A recent press release from the Utah Education Coalition contains errors and misinformation about Utah’s core standards, assessments and privacy regulations. Here are my responses to this release:
1. Personally identifiable student data has never been shared with or requested by the federal government. Utah retains control over student data. While there have been some recent revisions to FERPA regulations, the law still clearly states who has access to information and under what circumstances. Still in all cases the law is “permissive” not “obligatory;” that is, Utah may share the data but it is never obliged to share it. Utah won’t share the data without compelling reasons and then only within the strictest confines of federal law.
2. The State Board of Education has control over the standards and assessments for Utah. The State Board can and will change them as needed without outside group or federal approval. The State Board is solely responsible for overseeing the implementation of the standards in our state.
3. Utah has not lost its autonomy over standards and assessments. Utah reviews and updates core standards on a regular basis – typically improving and raising the bar on what Utah students need to know. The Utah core standards for Mathematics and Reading/English Language Arts were approved during the Board’s August 6 meeting. The State Board adopted them based on the quality of the standards. They were not adopted due to federal pressure, federal recommendations or federal money.
4. The Utah core standards:
- May be changed by the State Board at any time.
- Were not developed, funded or mandated by the federal government.

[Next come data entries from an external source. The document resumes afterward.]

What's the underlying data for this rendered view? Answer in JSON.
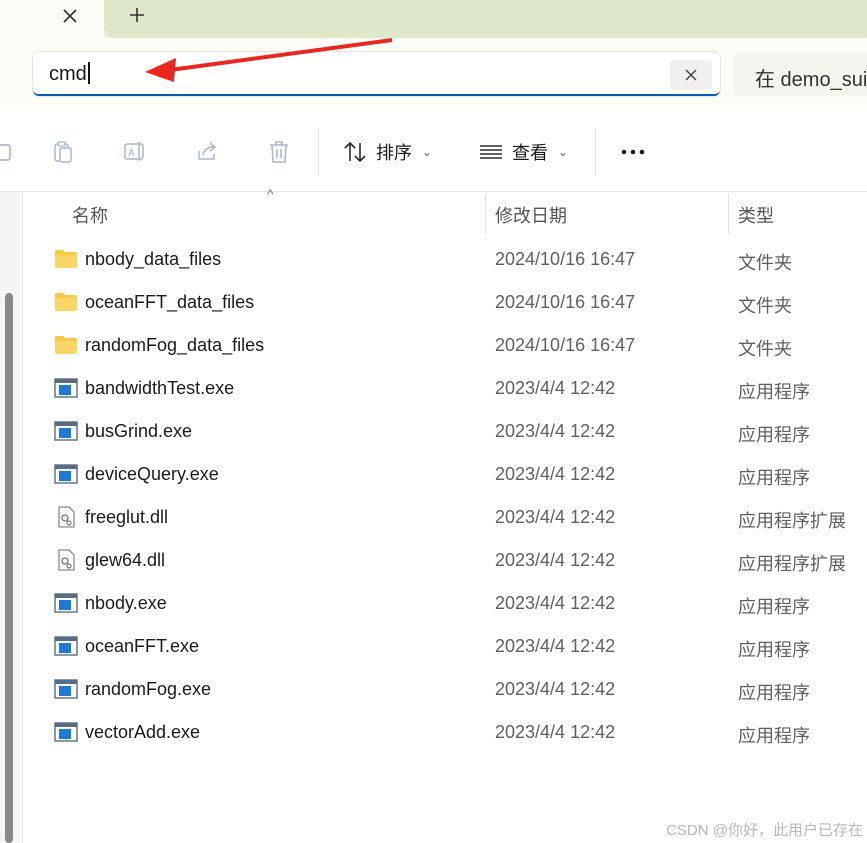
{
  "tabs": {
    "close_icon": "close-icon",
    "new_tab_icon": "plus-icon"
  },
  "address": {
    "value": "cmd",
    "clear_icon": "close-icon",
    "search_text": "在 demo_sui"
  },
  "toolbar": {
    "sort_label": "排序",
    "view_label": "查看",
    "more_label": "•••"
  },
  "columns": {
    "name": "名称",
    "date": "修改日期",
    "type": "类型"
  },
  "files": [
    {
      "name": "nbody_data_files",
      "date": "2024/10/16 16:47",
      "type": "文件夹",
      "icon": "folder"
    },
    {
      "name": "oceanFFT_data_files",
      "date": "2024/10/16 16:47",
      "type": "文件夹",
      "icon": "folder"
    },
    {
      "name": "randomFog_data_files",
      "date": "2024/10/16 16:47",
      "type": "文件夹",
      "icon": "folder"
    },
    {
      "name": "bandwidthTest.exe",
      "date": "2023/4/4 12:42",
      "type": "应用程序",
      "icon": "exe"
    },
    {
      "name": "busGrind.exe",
      "date": "2023/4/4 12:42",
      "type": "应用程序",
      "icon": "exe"
    },
    {
      "name": "deviceQuery.exe",
      "date": "2023/4/4 12:42",
      "type": "应用程序",
      "icon": "exe"
    },
    {
      "name": "freeglut.dll",
      "date": "2023/4/4 12:42",
      "type": "应用程序扩展",
      "icon": "dll"
    },
    {
      "name": "glew64.dll",
      "date": "2023/4/4 12:42",
      "type": "应用程序扩展",
      "icon": "dll"
    },
    {
      "name": "nbody.exe",
      "date": "2023/4/4 12:42",
      "type": "应用程序",
      "icon": "exe"
    },
    {
      "name": "oceanFFT.exe",
      "date": "2023/4/4 12:42",
      "type": "应用程序",
      "icon": "exe"
    },
    {
      "name": "randomFog.exe",
      "date": "2023/4/4 12:42",
      "type": "应用程序",
      "icon": "exe"
    },
    {
      "name": "vectorAdd.exe",
      "date": "2023/4/4 12:42",
      "type": "应用程序",
      "icon": "exe"
    }
  ],
  "watermark": "CSDN @你好，此用户已存在",
  "colors": {
    "accent": "#0b5cad",
    "arrow": "#e8271e",
    "folder": "#f8c945"
  }
}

- Are not federal or national standards.
- Were not obligatory because of Utah’s Race to the Top application.
- Are not under the control or manipulation of special interest groups.
- Are not obligatory because of Utah’s NCLB flexibility request application.

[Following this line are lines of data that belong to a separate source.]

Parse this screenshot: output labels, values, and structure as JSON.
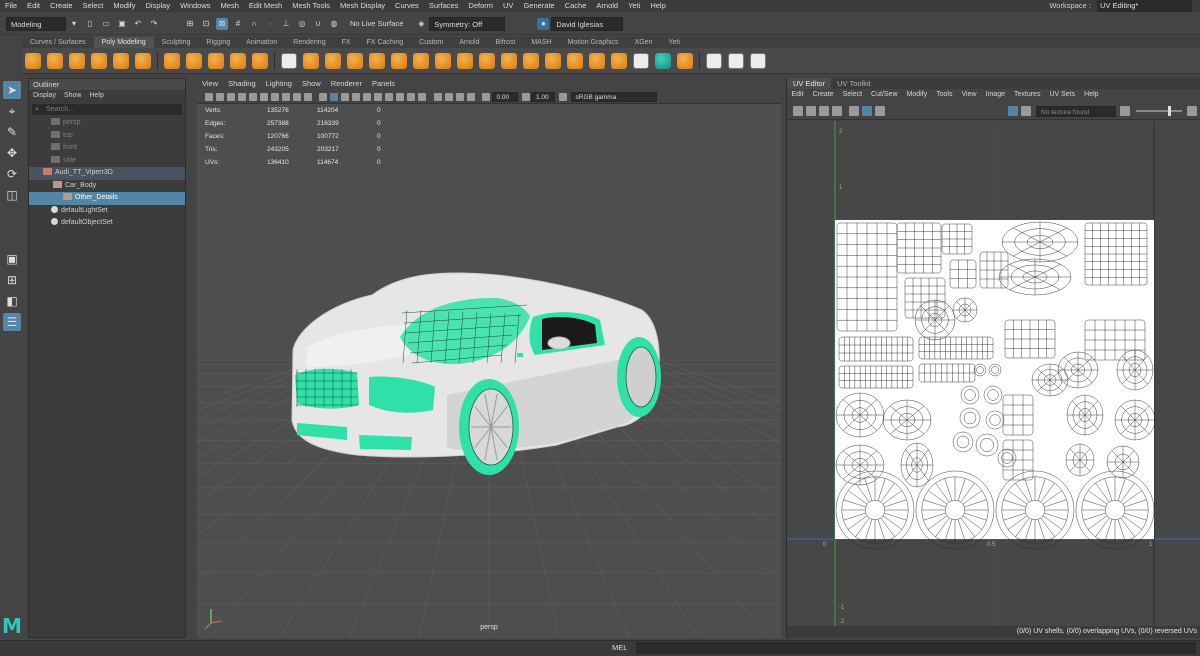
{
  "menubar": {
    "items": [
      "File",
      "Edit",
      "Create",
      "Select",
      "Modify",
      "Display",
      "Windows",
      "Mesh",
      "Edit Mesh",
      "Mesh Tools",
      "Mesh Display",
      "Curves",
      "Surfaces",
      "Deform",
      "UV",
      "Generate",
      "Cache",
      "Arnold",
      "Yeti",
      "Help"
    ],
    "workspace_label": "Workspace :",
    "workspace_value": "UV Editing*"
  },
  "statusline": {
    "mode": "Modeling",
    "live_surface": "No Live Surface",
    "symmetry": "Symmetry: Off",
    "user": "David Iglesias"
  },
  "shelf_tabs": {
    "tabs": [
      "Curves / Surfaces",
      "Poly Modeling",
      "Sculpting",
      "Rigging",
      "Animation",
      "Rendering",
      "FX",
      "FX Caching",
      "Custom",
      "Arnold",
      "Bifrost",
      "MASH",
      "Motion Graphics",
      "XGen",
      "Yeti"
    ],
    "active_index": 1
  },
  "shelf_icons": [
    "sphere-icon",
    "cube-icon",
    "cylinder-icon",
    "cone-icon",
    "plane-icon",
    "torus-icon",
    "disc-icon",
    "platonic-icon",
    "type-icon",
    "svg-icon",
    "sculpt-icon",
    "super-shape-icon",
    "combine-icon",
    "separate-icon",
    "smooth-icon",
    "boolean-icon",
    "mirror-icon",
    "extrude-icon",
    "bridge-icon",
    "bevel-icon",
    "fill-hole-icon",
    "multicut-icon",
    "target-weld-icon",
    "quad-draw-icon",
    "bevel-edge-icon",
    "merge-icon",
    "collapse-icon",
    "wedge-icon",
    "poke-icon",
    "lattice-icon",
    "uv-layout-icon",
    "uv-sew-icon",
    "auto-uv-icon"
  ],
  "outliner": {
    "title": "Outliner",
    "menu": [
      "Display",
      "Show",
      "Help"
    ],
    "search_placeholder": "Search...",
    "items": [
      {
        "label": "persp",
        "state": "dim",
        "indent": 22,
        "icon": "camera-icon"
      },
      {
        "label": "top",
        "state": "dim",
        "indent": 22,
        "icon": "camera-icon"
      },
      {
        "label": "front",
        "state": "dim",
        "indent": 22,
        "icon": "camera-icon"
      },
      {
        "label": "side",
        "state": "dim",
        "indent": 22,
        "icon": "camera-icon"
      },
      {
        "label": "Audi_TT_Viperr3D",
        "state": "hl",
        "indent": 14,
        "icon": "group-icon"
      },
      {
        "label": "Car_Body",
        "state": "normal",
        "indent": 24,
        "icon": "mesh-icon"
      },
      {
        "label": "Other_Details",
        "state": "sel",
        "indent": 34,
        "icon": "mesh-icon"
      },
      {
        "label": "defaultLightSet",
        "state": "normal",
        "indent": 22,
        "icon": "set-icon"
      },
      {
        "label": "defaultObjectSet",
        "state": "normal",
        "indent": 22,
        "icon": "set-icon"
      }
    ]
  },
  "viewport": {
    "menu": [
      "View",
      "Shading",
      "Lighting",
      "Show",
      "Renderer",
      "Panels"
    ],
    "exposure": "0.00",
    "gamma": "1.00",
    "color_space": "sRGB gamma",
    "camera": "persp",
    "hud": [
      {
        "label": "Verts:",
        "a": "135276",
        "b": "114204",
        "c": "0"
      },
      {
        "label": "Edges:",
        "a": "257388",
        "b": "216339",
        "c": "0"
      },
      {
        "label": "Faces:",
        "a": "120766",
        "b": "100772",
        "c": "0"
      },
      {
        "label": "Tris:",
        "a": "243205",
        "b": "203217",
        "c": "0"
      },
      {
        "label": "UVs:",
        "a": "136410",
        "b": "114674",
        "c": "0"
      }
    ],
    "accent": "#2fe0a8"
  },
  "uv_editor": {
    "tabs": [
      "UV Editor",
      "UV Toolkit"
    ],
    "menu": [
      "Edit",
      "Create",
      "Select",
      "Cut/Sew",
      "Modify",
      "Tools",
      "View",
      "Image",
      "Textures",
      "UV Sets",
      "Help"
    ],
    "texture": "No texture found",
    "axis_labels": [
      "2",
      "1",
      "0",
      "0.5",
      "1",
      "-1",
      "-2"
    ],
    "status": "(0/0) UV shells, (0/0) overlapping UVs, (0/0) reversed UVs"
  },
  "bottom": {
    "mel_label": "MEL"
  }
}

In a letter dated March 7, 2012, Arne Duncan, the Secretary of the United States Department of Education affirmed that “states have the sole right to set learning standards.” In Utah’s flexibility request we informed the Department of Education that we have chosen to use our Utah core standards. If and when the State Board decides to change or revise Utah’s standards they will do so.

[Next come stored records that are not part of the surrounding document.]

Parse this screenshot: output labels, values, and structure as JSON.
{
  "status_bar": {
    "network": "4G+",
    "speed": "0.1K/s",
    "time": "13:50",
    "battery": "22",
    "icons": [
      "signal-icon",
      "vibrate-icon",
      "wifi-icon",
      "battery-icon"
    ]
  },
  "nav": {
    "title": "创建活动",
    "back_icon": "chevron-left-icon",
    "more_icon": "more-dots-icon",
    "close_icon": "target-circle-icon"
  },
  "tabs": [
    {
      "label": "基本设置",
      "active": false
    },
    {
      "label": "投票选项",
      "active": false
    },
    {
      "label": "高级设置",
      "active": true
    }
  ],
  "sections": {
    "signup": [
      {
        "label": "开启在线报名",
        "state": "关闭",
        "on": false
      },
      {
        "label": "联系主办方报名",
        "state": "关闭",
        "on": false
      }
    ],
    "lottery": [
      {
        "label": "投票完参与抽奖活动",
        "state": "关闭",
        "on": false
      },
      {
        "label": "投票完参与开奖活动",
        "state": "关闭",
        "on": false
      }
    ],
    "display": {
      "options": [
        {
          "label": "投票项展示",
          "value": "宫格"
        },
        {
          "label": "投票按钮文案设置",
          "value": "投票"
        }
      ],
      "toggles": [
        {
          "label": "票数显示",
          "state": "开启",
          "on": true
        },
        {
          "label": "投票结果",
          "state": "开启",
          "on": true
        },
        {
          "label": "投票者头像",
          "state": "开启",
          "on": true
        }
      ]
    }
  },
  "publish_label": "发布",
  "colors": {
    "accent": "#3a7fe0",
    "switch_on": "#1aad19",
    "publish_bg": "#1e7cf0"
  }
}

5. Occasionally, the Department of Education has wrongly and problematically appeared to take credit for the standards. For example, an application for a federal grant for development of assessments erroneously stated that the standards were released by the Department of Education. This has led to confusion over who wrote the core. Stephanie Shipton from the National Governors Association Center for Best Practices (NGA Center) reaffirmed in an email to the Utah State Office of Education (USOE) on March 27, 2012, “The statement ‘Common Core Standards released by the Department of Education’ is factually incorrect (assuming you are referring to the U.S. Department of Education). The NGA Center and the Council of Chief State School Officers (CCSSO) hold the copyright. In addition, the U.S. Department of Education played no role in the development process (including but not limited to financial contributions, input on the standards, and input on the process).”
6. Utah applied to receive a Race to the Top (RTTT) grant, but did not receive one. At a federal government level, the Department of Education has in the past two years issued grants that encourage the use of the Common Core, Charter Schools, Educator Evaluation systems that include accountability for student growth, performance incentives, interventions for low-performing schools and other initiatives. Utah is under no obligation associated with RTTT and does not receive any RTTT funds.
7. Utah is using the state procurement process to implement a new assessment system and to determine future assessment purchases. Utah participates in a consortium of states to develop assessments and a computer adaptive assessment system. The consortium called SBAC receives federal funds from a federal grant. Utah signed a document agreeing to participate in the development of the Smarter Balanced Assessment System. Utah agreed to use the assessments if the state is still an SBAC governing state in the 2014-2015 school year. Utah may withdraw from the consortium at any time through a formal exit process. To date, six states have terminated their participation in the consortium with a 1-7 day process. Utah can choose to use SBAC or reject it.